Anggota DPRD Kota Makassar, William Laurin, mengkritik jajaran direksi PDAM yang dinilai masih kerap menyampaikan alasan berulang di tengah keluhan warga yang tak kunjung teratasi.
Keluhan tersebut mencuat dalam agenda reses William Laurin di daerah pemilihan (Dapil) II, krisis air bersih disebut menjadi masalah paling menahun yang terus dikeluhkan masyarakat.
William mengungkapkan, warga di sejumlah kawasan utara bahkan harus menunggu air mengalir pada dini hari dengan debit yang sangat kecil.
“Ini sangat miris. Ada warga yang airnya baru jalan sekitar jam 2 subuh, itu pun harus menunggu lama hanya untuk mengisi beberapa ember. Padahal air bersih adalah hak dasar masyarakat,” kata William kepada awak media di Kantor sementara DPRD kota Makassar, Senin (25/05).

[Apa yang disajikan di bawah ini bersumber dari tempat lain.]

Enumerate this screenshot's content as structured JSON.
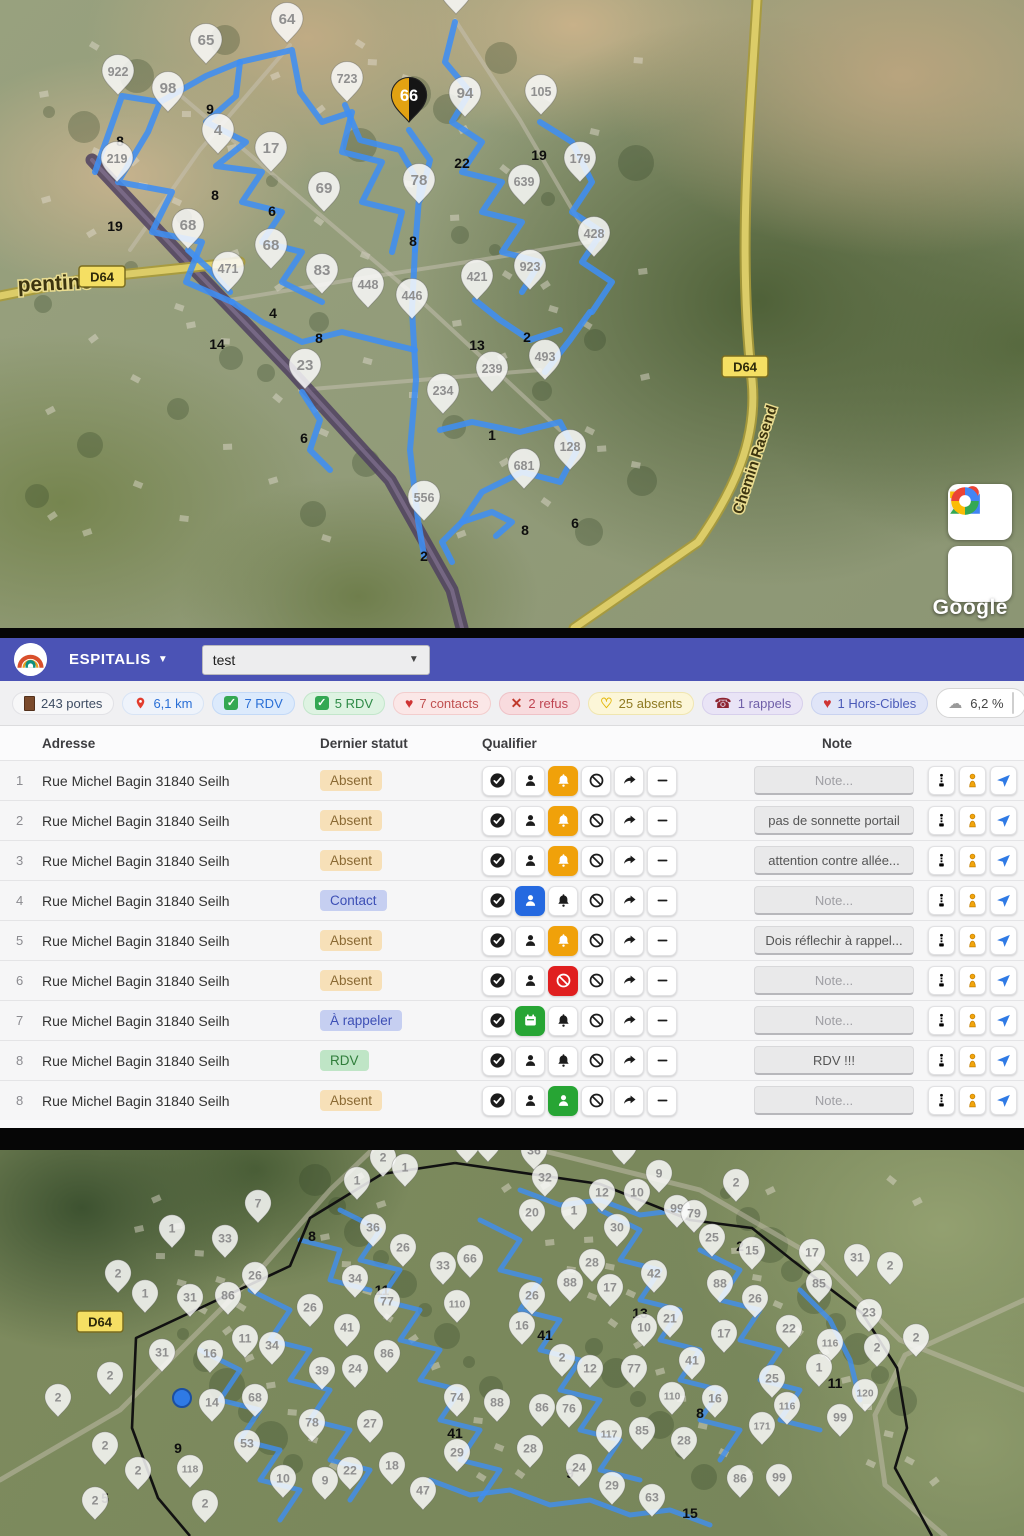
{
  "header": {
    "brand": "ESPITALIS",
    "route_select": "test"
  },
  "stats": {
    "items": [
      {
        "key": "portes",
        "icon": "door",
        "label": "243 portes",
        "bg": "#f7f7f8",
        "border": "#e2e2e6",
        "color": "#3f4d63"
      },
      {
        "key": "km",
        "icon": "pin",
        "label": "6,1 km",
        "bg": "#eef3fb",
        "border": "#d8e4f5",
        "color": "#2a6fd6"
      },
      {
        "key": "rdv-blue",
        "icon": "check",
        "label": "7 RDV",
        "bg": "#dceafc",
        "border": "#c3d9f7",
        "color": "#2a6fd6"
      },
      {
        "key": "rdv-green",
        "icon": "check",
        "label": "5 RDV",
        "bg": "#def3e2",
        "border": "#c3e6cb",
        "color": "#2e8b47"
      },
      {
        "key": "contacts",
        "icon": "heart",
        "label": "7 contacts",
        "bg": "#fbe7e7",
        "border": "#f3cdcd",
        "color": "#c05050"
      },
      {
        "key": "refus",
        "icon": "x",
        "label": "2 refus",
        "bg": "#f8dbde",
        "border": "#efc2c7",
        "color": "#bf4552"
      },
      {
        "key": "absents",
        "icon": "heart-outline",
        "label": "25 absents",
        "bg": "#fcf6d8",
        "border": "#f0e6b0",
        "color": "#8f7a22"
      },
      {
        "key": "rappels",
        "icon": "phone",
        "label": "1 rappels",
        "bg": "#e9e4f6",
        "border": "#d7cfec",
        "color": "#6f5fa8"
      },
      {
        "key": "hors-cibles",
        "icon": "heart",
        "label": "1 Hors-Cibles",
        "bg": "#e0e5f8",
        "border": "#c9d2f0",
        "color": "#4a5ab8"
      }
    ],
    "progress": {
      "icon": "cloud",
      "label": "6,2 %",
      "pct": 6.2,
      "color": "#444444"
    }
  },
  "table": {
    "columns": {
      "address": "Adresse",
      "status": "Dernier statut",
      "qualifier": "Qualifier",
      "note": "Note"
    },
    "note_placeholder": "Note...",
    "rows": [
      {
        "num": "1",
        "address": "Rue Michel Bagin 31840 Seilh",
        "status": "Absent",
        "status_type": "absent",
        "active_slot": 2,
        "active_color": "#f0a10a",
        "active_icon": "bell",
        "note": ""
      },
      {
        "num": "2",
        "address": "Rue Michel Bagin 31840 Seilh",
        "status": "Absent",
        "status_type": "absent",
        "active_slot": 2,
        "active_color": "#f0a10a",
        "active_icon": "bell",
        "note": "pas de sonnette portail"
      },
      {
        "num": "3",
        "address": "Rue Michel Bagin 31840 Seilh",
        "status": "Absent",
        "status_type": "absent",
        "active_slot": 2,
        "active_color": "#f0a10a",
        "active_icon": "bell",
        "note": "attention contre allée..."
      },
      {
        "num": "4",
        "address": "Rue Michel Bagin 31840 Seilh",
        "status": "Contact",
        "status_type": "contact",
        "active_slot": 1,
        "active_color": "#2569e0",
        "active_icon": "person",
        "note": ""
      },
      {
        "num": "5",
        "address": "Rue Michel Bagin 31840 Seilh",
        "status": "Absent",
        "status_type": "absent",
        "active_slot": 2,
        "active_color": "#f0a10a",
        "active_icon": "bell",
        "note": "Dois réflechir à rappel..."
      },
      {
        "num": "6",
        "address": "Rue Michel Bagin 31840 Seilh",
        "status": "Absent",
        "status_type": "absent",
        "active_slot": 2,
        "active_color": "#e01f1f",
        "active_icon": "no",
        "note": ""
      },
      {
        "num": "7",
        "address": "Rue Michel Bagin 31840 Seilh",
        "status": "À rappeler",
        "status_type": "rappeler",
        "active_slot": 1,
        "active_color": "#27a534",
        "active_icon": "cal",
        "note": ""
      },
      {
        "num": "8",
        "address": "Rue Michel Bagin 31840 Seilh",
        "status": "RDV",
        "status_type": "rdv",
        "active_slot": -1,
        "active_color": "",
        "active_icon": "",
        "note": "RDV !!!"
      },
      {
        "num": "8",
        "address": "Rue Michel Bagin 31840 Seilh",
        "status": "Absent",
        "status_type": "absent",
        "active_slot": 2,
        "active_color": "#27a534",
        "active_icon": "person",
        "note": ""
      }
    ]
  },
  "map_top": {
    "google_logo": "Google",
    "road_badges": [
      {
        "t": "D64",
        "x": 102,
        "y": 277
      },
      {
        "t": "D64",
        "x": 745,
        "y": 367
      }
    ],
    "street_labels": [
      {
        "t": "pentine",
        "x": 18,
        "y": 292,
        "rot": -3,
        "size": 21
      },
      {
        "t": "Chemin Rasend",
        "x": 742,
        "y": 515,
        "rot": -72,
        "size": 15
      }
    ],
    "selected_pin": {
      "n": "66",
      "x": 409,
      "y": 122
    },
    "pins": [
      [
        456,
        14,
        "86"
      ],
      [
        287,
        43,
        "64"
      ],
      [
        206,
        64,
        "65"
      ],
      [
        168,
        112,
        "98"
      ],
      [
        118,
        95,
        "922"
      ],
      [
        347,
        102,
        "723"
      ],
      [
        465,
        117,
        "94"
      ],
      [
        541,
        115,
        "105"
      ],
      [
        218,
        154,
        "4"
      ],
      [
        271,
        172,
        "17"
      ],
      [
        117,
        182,
        "219"
      ],
      [
        580,
        182,
        "179"
      ],
      [
        419,
        204,
        "78"
      ],
      [
        524,
        205,
        "639"
      ],
      [
        324,
        212,
        "69"
      ],
      [
        188,
        249,
        "68"
      ],
      [
        271,
        269,
        "68"
      ],
      [
        594,
        257,
        "428"
      ],
      [
        530,
        290,
        "923"
      ],
      [
        322,
        294,
        "83"
      ],
      [
        368,
        308,
        "448"
      ],
      [
        477,
        300,
        "421"
      ],
      [
        412,
        319,
        "446"
      ],
      [
        228,
        292,
        "471"
      ],
      [
        305,
        389,
        "23"
      ],
      [
        492,
        392,
        "239"
      ],
      [
        545,
        380,
        "493"
      ],
      [
        443,
        414,
        "234"
      ],
      [
        570,
        470,
        "128"
      ],
      [
        524,
        489,
        "681"
      ],
      [
        424,
        521,
        "556"
      ]
    ],
    "labels": [
      [
        210,
        114,
        "9"
      ],
      [
        120,
        146,
        "8"
      ],
      [
        215,
        200,
        "8"
      ],
      [
        272,
        216,
        "6"
      ],
      [
        115,
        231,
        "19"
      ],
      [
        462,
        168,
        "22"
      ],
      [
        539,
        160,
        "19"
      ],
      [
        413,
        246,
        "8"
      ],
      [
        217,
        349,
        "14"
      ],
      [
        273,
        318,
        "4"
      ],
      [
        319,
        343,
        "8"
      ],
      [
        477,
        350,
        "13"
      ],
      [
        527,
        342,
        "2"
      ],
      [
        304,
        443,
        "6"
      ],
      [
        492,
        440,
        "1"
      ],
      [
        525,
        535,
        "8"
      ],
      [
        575,
        528,
        "6"
      ],
      [
        424,
        561,
        "2"
      ]
    ]
  },
  "map_bottom": {
    "road_badges": [
      {
        "t": "D64",
        "x": 100,
        "y": 172
      }
    ],
    "dot": {
      "x": 182,
      "y": 248
    },
    "pins": [
      [
        383,
        27,
        "2"
      ],
      [
        467,
        13,
        "76"
      ],
      [
        488,
        12,
        "9"
      ],
      [
        534,
        20,
        "36"
      ],
      [
        624,
        15,
        "2"
      ],
      [
        405,
        37,
        "1"
      ],
      [
        357,
        50,
        "1"
      ],
      [
        659,
        43,
        "9"
      ],
      [
        736,
        52,
        "2"
      ],
      [
        545,
        47,
        "32"
      ],
      [
        602,
        62,
        "12"
      ],
      [
        637,
        62,
        "10"
      ],
      [
        677,
        78,
        "99"
      ],
      [
        694,
        83,
        "79"
      ],
      [
        532,
        82,
        "20"
      ],
      [
        574,
        80,
        "1"
      ],
      [
        617,
        97,
        "30"
      ],
      [
        712,
        107,
        "25"
      ],
      [
        752,
        120,
        "15"
      ],
      [
        812,
        122,
        "17"
      ],
      [
        857,
        127,
        "31"
      ],
      [
        890,
        135,
        "2"
      ],
      [
        373,
        97,
        "36"
      ],
      [
        403,
        117,
        "26"
      ],
      [
        443,
        135,
        "33"
      ],
      [
        470,
        128,
        "66"
      ],
      [
        258,
        73,
        "7"
      ],
      [
        172,
        98,
        "1"
      ],
      [
        225,
        108,
        "33"
      ],
      [
        118,
        143,
        "2"
      ],
      [
        145,
        163,
        "1"
      ],
      [
        190,
        167,
        "31"
      ],
      [
        228,
        165,
        "86"
      ],
      [
        255,
        145,
        "26"
      ],
      [
        310,
        177,
        "26"
      ],
      [
        355,
        148,
        "34"
      ],
      [
        387,
        171,
        "77"
      ],
      [
        457,
        173,
        "110"
      ],
      [
        592,
        132,
        "28"
      ],
      [
        570,
        152,
        "88"
      ],
      [
        610,
        157,
        "17"
      ],
      [
        654,
        143,
        "42"
      ],
      [
        720,
        153,
        "88"
      ],
      [
        819,
        153,
        "85"
      ],
      [
        755,
        168,
        "26"
      ],
      [
        869,
        182,
        "23"
      ],
      [
        532,
        165,
        "26"
      ],
      [
        347,
        197,
        "41"
      ],
      [
        522,
        195,
        "16"
      ],
      [
        644,
        197,
        "10"
      ],
      [
        670,
        188,
        "21"
      ],
      [
        724,
        203,
        "17"
      ],
      [
        789,
        198,
        "22"
      ],
      [
        830,
        212,
        "116"
      ],
      [
        877,
        217,
        "2"
      ],
      [
        916,
        207,
        "2"
      ],
      [
        162,
        222,
        "31"
      ],
      [
        210,
        223,
        "16"
      ],
      [
        245,
        208,
        "11"
      ],
      [
        272,
        215,
        "34"
      ],
      [
        322,
        240,
        "39"
      ],
      [
        355,
        238,
        "24"
      ],
      [
        387,
        223,
        "86"
      ],
      [
        562,
        227,
        "2"
      ],
      [
        590,
        238,
        "12"
      ],
      [
        634,
        238,
        "77"
      ],
      [
        692,
        230,
        "41"
      ],
      [
        772,
        248,
        "25"
      ],
      [
        819,
        237,
        "1"
      ],
      [
        865,
        262,
        "120"
      ],
      [
        457,
        267,
        "74"
      ],
      [
        497,
        272,
        "88"
      ],
      [
        672,
        265,
        "110"
      ],
      [
        715,
        268,
        "16"
      ],
      [
        787,
        275,
        "116"
      ],
      [
        542,
        277,
        "86"
      ],
      [
        569,
        278,
        "76"
      ],
      [
        840,
        287,
        "99"
      ],
      [
        212,
        272,
        "14"
      ],
      [
        255,
        267,
        "68"
      ],
      [
        110,
        245,
        "2"
      ],
      [
        58,
        267,
        "2"
      ],
      [
        105,
        315,
        "2"
      ],
      [
        138,
        340,
        "2"
      ],
      [
        247,
        313,
        "53"
      ],
      [
        190,
        338,
        "118"
      ],
      [
        283,
        348,
        "10"
      ],
      [
        325,
        350,
        "9"
      ],
      [
        392,
        335,
        "18"
      ],
      [
        350,
        340,
        "22"
      ],
      [
        423,
        360,
        "47"
      ],
      [
        457,
        322,
        "29"
      ],
      [
        370,
        293,
        "27"
      ],
      [
        312,
        292,
        "78"
      ],
      [
        609,
        303,
        "117"
      ],
      [
        642,
        300,
        "85"
      ],
      [
        684,
        310,
        "28"
      ],
      [
        762,
        295,
        "171"
      ],
      [
        579,
        337,
        "24"
      ],
      [
        530,
        318,
        "28"
      ],
      [
        612,
        355,
        "29"
      ],
      [
        652,
        367,
        "63"
      ],
      [
        740,
        348,
        "86"
      ],
      [
        779,
        347,
        "99"
      ],
      [
        205,
        373,
        "2"
      ],
      [
        95,
        370,
        "2"
      ]
    ],
    "labels": [
      [
        178,
        303,
        "9"
      ],
      [
        105,
        353,
        "5"
      ],
      [
        312,
        91,
        "8"
      ],
      [
        382,
        145,
        "11"
      ],
      [
        640,
        168,
        "13"
      ],
      [
        740,
        101,
        "2"
      ],
      [
        545,
        190,
        "41"
      ],
      [
        700,
        268,
        "8"
      ],
      [
        835,
        238,
        "11"
      ],
      [
        570,
        328,
        "9"
      ],
      [
        690,
        368,
        "15"
      ],
      [
        455,
        288,
        "41"
      ]
    ]
  }
}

Menurutnya, cakupan layanan air bersih di kawasan utara masih jauh dari harapan. Ia meminta komitmen PDAM untuk segera menuntaskan persoalan tersebut, termasuk memenuhi target perluasan layanan air bersih di Kota Makassar.
“Kita berharap tahun ini persoalan ini bisa tuntas. Minimal cakupan layanan air bersih di Makassar bisa mencapai 80 persen. Ini harus jadi perhatian serius,” ujarnya.
William juga menyoroti alasan yang kerap disampaikan PDAM setiap kali distribusi air terganggu. Saat musim kemarau, persoalan disebut karena debit air baku berkurang. Sementara saat musim hujan, gangguan disebut akibat kerusakan pompa atau jaringan pipa.
“Kalau kemarau alasannya debit air kurang, kalau musim hujan alasannya pompa atau pipa bermasalah. Ini jawaban klasik yang terus diulang. Masyarakat sekarang tidak butuh alasan, yang mereka butuhkan adalah solusi nyata,” tegasnya.
Ia menilai fenomena cuaca ekstrem seperti El Nino seharusnya sudah diantisipasi dalam sistem perencanaan perusahaan. Menurut dia, direksi PDAM dituntut memiliki langkah mitigasi yang matang agar layanan dasar kepada masyarakat tidak terganggu setiap kali menghadapi perubahan musim.
“Kalau bicara El Nino, itu memang fenomena global. Tapi justru di situlah fungsi perencanaan. Direksi harus berpikir jauh ke depan, menyiapkan mitigasi agar masyarakat tidak terus menjadi korban,” tukasnya.